| Literature DB >> 32953377 |
Jakub Jadwiszczak1, Pierce Maguire1, Conor P Cullen2, Georg S Duesberg2,3, Hongzhou Zhang1.
Abstract
Helium ion irradiation is a known method of tuning the electrical conductivity and charge carrier mobility of novel two-dimensional semiconductors. Here, we report a systematic study of the electrical performance of chemically synthesized monolayer molybdenum disulfide (MoS2) field-effect transistors irradiated with a focused helium ion beam as a function of increasing areal irradiation coverage. We determine an optimal coverage range of approx. 10%, which allows for the improvement of both the carrier mobility in the transistor channel and the electrical conductance of the MoS2, due to doping with ion beam-created sulfur vacancies. Larger areal irradiations introduce a higher concentration of scattering centers, hampering the electrical performance of the device. In addition, we find that irradiating the electrode-channel interface has a deleterious impact on charge transport when contrasted with irradiations confined only to the transistor channel.Entities:
Keywords: 2D materials; contacts; defect engineering; helium ion microscope; ion beam doping; two-dimensional materials; vacancies
Year: 2020 PMID: 32953377 PMCID: PMC7476591 DOI: 10.3762/bjnano.11.117
Source DB: PubMed Journal: Beilstein J Nanotechnol ISSN: 2190-4286 Impact factor: 3.649
Figure 1Experimental design and basic electrical characteristics. (a) Sketch demonstrating the irradiation strategy on contacted CVD-grown monolayer MoS2 devices. The green area marks the designed irradiation area. (b) SEM image of an irradiated device. W marks the width of the exposed region, while L is the length of the FET channel. L is 5 μm in the image. (c) I–V curve of a device after irradiation (corresponding to IR = 7%). (d) Transfer curve of the same device demonstrating reduced gate tunability and a higher electrical conductance after He+ ion irradiation.

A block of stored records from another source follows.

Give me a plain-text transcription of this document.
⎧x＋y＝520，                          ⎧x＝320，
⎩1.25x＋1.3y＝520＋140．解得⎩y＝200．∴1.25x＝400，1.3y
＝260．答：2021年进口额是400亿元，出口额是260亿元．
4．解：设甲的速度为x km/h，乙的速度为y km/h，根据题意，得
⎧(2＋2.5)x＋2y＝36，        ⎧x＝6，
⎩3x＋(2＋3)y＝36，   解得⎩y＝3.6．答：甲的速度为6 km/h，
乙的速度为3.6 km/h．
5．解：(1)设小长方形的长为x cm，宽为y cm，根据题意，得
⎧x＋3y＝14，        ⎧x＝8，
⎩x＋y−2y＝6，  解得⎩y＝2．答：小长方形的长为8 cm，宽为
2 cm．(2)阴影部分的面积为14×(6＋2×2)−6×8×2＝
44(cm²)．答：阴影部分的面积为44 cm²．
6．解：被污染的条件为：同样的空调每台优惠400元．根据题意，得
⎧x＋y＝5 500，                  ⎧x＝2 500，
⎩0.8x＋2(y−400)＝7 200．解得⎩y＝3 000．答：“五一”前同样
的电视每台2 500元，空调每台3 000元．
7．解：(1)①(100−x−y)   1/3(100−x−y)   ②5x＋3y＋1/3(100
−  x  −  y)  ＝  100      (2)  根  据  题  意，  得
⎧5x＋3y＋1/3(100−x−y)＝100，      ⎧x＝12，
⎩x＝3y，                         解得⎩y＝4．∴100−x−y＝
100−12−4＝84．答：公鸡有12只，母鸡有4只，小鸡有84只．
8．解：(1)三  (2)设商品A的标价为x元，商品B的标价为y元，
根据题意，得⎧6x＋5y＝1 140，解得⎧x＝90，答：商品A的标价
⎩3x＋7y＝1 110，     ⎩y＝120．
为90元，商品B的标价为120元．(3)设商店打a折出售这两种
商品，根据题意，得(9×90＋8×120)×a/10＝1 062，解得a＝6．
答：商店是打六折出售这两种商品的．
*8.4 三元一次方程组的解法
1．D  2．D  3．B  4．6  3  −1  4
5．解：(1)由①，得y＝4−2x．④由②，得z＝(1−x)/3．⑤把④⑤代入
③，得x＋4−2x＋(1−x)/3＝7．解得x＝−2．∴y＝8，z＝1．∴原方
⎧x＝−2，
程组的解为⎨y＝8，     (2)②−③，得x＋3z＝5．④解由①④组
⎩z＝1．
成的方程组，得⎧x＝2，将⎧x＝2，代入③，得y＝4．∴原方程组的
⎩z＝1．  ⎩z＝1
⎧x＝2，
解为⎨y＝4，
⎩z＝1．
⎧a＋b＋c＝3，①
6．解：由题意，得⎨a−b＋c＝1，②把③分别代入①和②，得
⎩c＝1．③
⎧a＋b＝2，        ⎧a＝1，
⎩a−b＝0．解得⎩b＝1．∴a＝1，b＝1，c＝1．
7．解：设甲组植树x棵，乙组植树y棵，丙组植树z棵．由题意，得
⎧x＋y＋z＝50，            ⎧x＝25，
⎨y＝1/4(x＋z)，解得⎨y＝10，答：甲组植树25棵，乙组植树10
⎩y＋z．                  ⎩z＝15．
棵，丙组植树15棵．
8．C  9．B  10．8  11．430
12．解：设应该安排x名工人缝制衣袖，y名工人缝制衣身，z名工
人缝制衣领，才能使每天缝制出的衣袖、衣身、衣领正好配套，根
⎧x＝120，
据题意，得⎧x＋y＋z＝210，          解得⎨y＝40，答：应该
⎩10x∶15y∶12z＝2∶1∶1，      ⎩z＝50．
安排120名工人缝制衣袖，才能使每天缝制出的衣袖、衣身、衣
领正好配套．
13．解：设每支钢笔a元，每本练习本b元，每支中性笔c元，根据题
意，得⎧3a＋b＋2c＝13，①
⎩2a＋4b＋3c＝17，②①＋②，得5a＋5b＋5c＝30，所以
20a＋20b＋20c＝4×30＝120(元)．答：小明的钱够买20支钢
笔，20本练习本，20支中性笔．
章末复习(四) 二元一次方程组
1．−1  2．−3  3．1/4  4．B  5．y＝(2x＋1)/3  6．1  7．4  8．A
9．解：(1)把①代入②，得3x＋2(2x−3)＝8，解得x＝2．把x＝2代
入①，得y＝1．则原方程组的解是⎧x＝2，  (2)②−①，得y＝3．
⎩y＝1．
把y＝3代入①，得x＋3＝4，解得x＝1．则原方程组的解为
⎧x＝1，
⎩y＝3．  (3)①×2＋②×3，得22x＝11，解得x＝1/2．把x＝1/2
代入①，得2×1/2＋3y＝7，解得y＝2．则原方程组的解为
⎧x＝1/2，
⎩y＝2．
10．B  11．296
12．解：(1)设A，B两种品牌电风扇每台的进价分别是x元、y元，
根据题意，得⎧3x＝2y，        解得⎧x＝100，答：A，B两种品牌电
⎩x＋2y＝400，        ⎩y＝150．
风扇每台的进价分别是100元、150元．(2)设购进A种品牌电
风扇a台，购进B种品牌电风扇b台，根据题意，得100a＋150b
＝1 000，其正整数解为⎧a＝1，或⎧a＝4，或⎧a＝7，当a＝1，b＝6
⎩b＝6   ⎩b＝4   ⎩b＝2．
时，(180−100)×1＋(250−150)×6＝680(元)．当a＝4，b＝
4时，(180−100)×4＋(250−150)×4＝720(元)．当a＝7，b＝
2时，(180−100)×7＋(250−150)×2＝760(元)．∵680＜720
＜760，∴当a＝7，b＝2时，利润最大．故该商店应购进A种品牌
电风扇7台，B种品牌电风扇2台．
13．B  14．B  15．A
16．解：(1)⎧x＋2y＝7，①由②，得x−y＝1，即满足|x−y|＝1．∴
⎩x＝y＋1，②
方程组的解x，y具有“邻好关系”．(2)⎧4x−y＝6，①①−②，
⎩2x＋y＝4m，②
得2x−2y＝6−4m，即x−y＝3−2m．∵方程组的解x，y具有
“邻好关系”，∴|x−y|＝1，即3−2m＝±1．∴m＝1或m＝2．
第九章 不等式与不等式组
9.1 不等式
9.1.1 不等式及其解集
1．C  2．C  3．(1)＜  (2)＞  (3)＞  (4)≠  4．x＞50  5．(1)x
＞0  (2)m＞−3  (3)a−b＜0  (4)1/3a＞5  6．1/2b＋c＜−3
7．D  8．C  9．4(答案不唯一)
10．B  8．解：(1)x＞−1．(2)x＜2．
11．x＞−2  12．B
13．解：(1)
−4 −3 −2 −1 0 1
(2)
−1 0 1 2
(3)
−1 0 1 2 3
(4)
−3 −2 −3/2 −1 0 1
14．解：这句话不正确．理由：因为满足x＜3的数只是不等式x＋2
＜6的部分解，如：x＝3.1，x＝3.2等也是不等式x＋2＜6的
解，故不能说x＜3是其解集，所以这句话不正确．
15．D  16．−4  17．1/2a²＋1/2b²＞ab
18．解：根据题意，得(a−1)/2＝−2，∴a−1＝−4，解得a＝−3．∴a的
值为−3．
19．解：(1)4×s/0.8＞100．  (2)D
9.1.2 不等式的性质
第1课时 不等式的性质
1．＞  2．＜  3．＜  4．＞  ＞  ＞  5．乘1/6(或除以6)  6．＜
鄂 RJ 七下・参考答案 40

Figure 2Effects of changing the irradiated area on the performance of monolayer MoS2 FETs. Note that all the plots share the same color legend on the right. (a) I–V and (b) gate sweeps of different devices with varying IR. (c) Semi-log plot of the extracted electron branch on/off ratios corresponding to each gate curve in (b). The black line is a linear fit to the semi-log data. (d) Changes in the field-effect mobility, μ, relative to as-made device mobilities, μ0, extracted from transfer curves in (b).
Figure 3(a) Example SEM images of electrode non-touching (NT) and touching (T) devices with a similar IR. The colored green area is the channel region damaged by the He+ ion beam, while the red area is the non-irradiated MoS2 channel. Scale bars are both 5 μm. (b) Output and (c) transfer curves of devices with IR = 18% from the NT and T categories, highlighting the deleterious effect of electrode irradiation on the current injection. (d) Simulation of the S vacancy yield generated as the He+ ion beam penetrates the device at the contact stack, indicating damage to the metal–semiconductor interface.